Lula foi mais mulher que a senhora tem sido agora, quando ele ousou atuar no cenário global em nome da paz? Como mulher, presidenta, defender a paz em todos os lugares não é a melhor forma de produzir um feminismo digno, não patriarcal? Por que, como mulher, presidenta, não aproveitou sua presença nos programas das vedetes da TV brasileira para falar abertamente a favor da paz e, portanto, explicitamente contra a invasão da Líbia pela mal chamada ‘comunidade internacional’ (eufemismo para comunidade da oligarquia belicista americana)? Por que não aproveitou para, como uma matriarca legítima, chamar a atenção dos meios de comunicação, dizendo explicitamente que eles não podem cometer os mesmos erros de outrora, como no caso da invasão do Iraque, ao defenderem diariamente a necessidade de uma ‘guerra humanitária’ contra a Líbia? ‘Paz! É paz humanitária que nossos meios de comunicação devem defender!’, por que não disse uma frase tão simples e bonita como essa, presidenta?

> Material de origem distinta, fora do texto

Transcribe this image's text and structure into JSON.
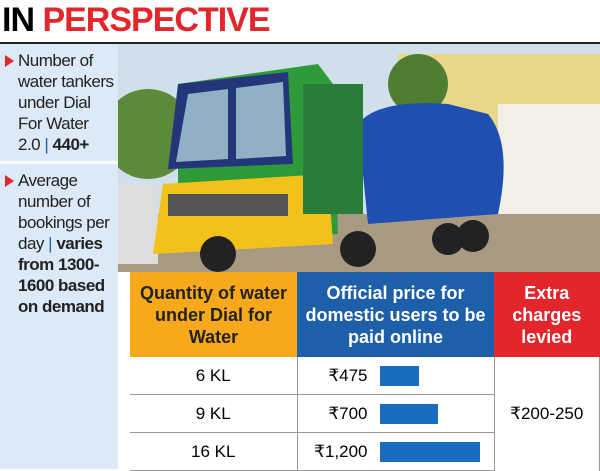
{
  "header": {
    "title_black": "IN",
    "title_red": "PERSPECTIVE"
  },
  "sidebar": [
    {
      "text": "Number of water tankers under Dial For Water 2.0",
      "separator": "|",
      "highlight": "440+"
    },
    {
      "text": "Average number of bookings per day",
      "separator": "|",
      "highlight": "varies from 1300-1600 based on demand"
    }
  ],
  "table": {
    "columns": [
      "Quantity of water under Dial for Water",
      "Official price for domestic users to be paid online",
      "Extra charges levied"
    ],
    "rows": [
      {
        "quantity": "6 KL",
        "price": "₹475",
        "price_value": 475
      },
      {
        "quantity": "9 KL",
        "price": "₹700",
        "price_value": 700
      },
      {
        "quantity": "16 KL",
        "price": "₹1,200",
        "price_value": 1200
      }
    ],
    "extra_charges": "₹200-250"
  }
}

Pois saiba, presidenta, que é o presidente da Venezuela, Hugo Chávez Frias, que está cumprindo esse digno e feminino papel. É Chávez quem está propondo um comitê internacional para a paz, ao invés da guerra. Logo o Chávez que tem toda a pinta de ser um machão. Como o mundo nos surpreende, Dilma. Um homem acusado de ser ditador, um caudilho, embora tenha sido legitimamente eleito por seu povo, é que vem no seu lugar propor a paz, enquanto a senhora fica a ver navios, inclusive com relação aos sucessivos aumentos dos juros pelo Comitê de Política Monetária (Copom), do Banco Central.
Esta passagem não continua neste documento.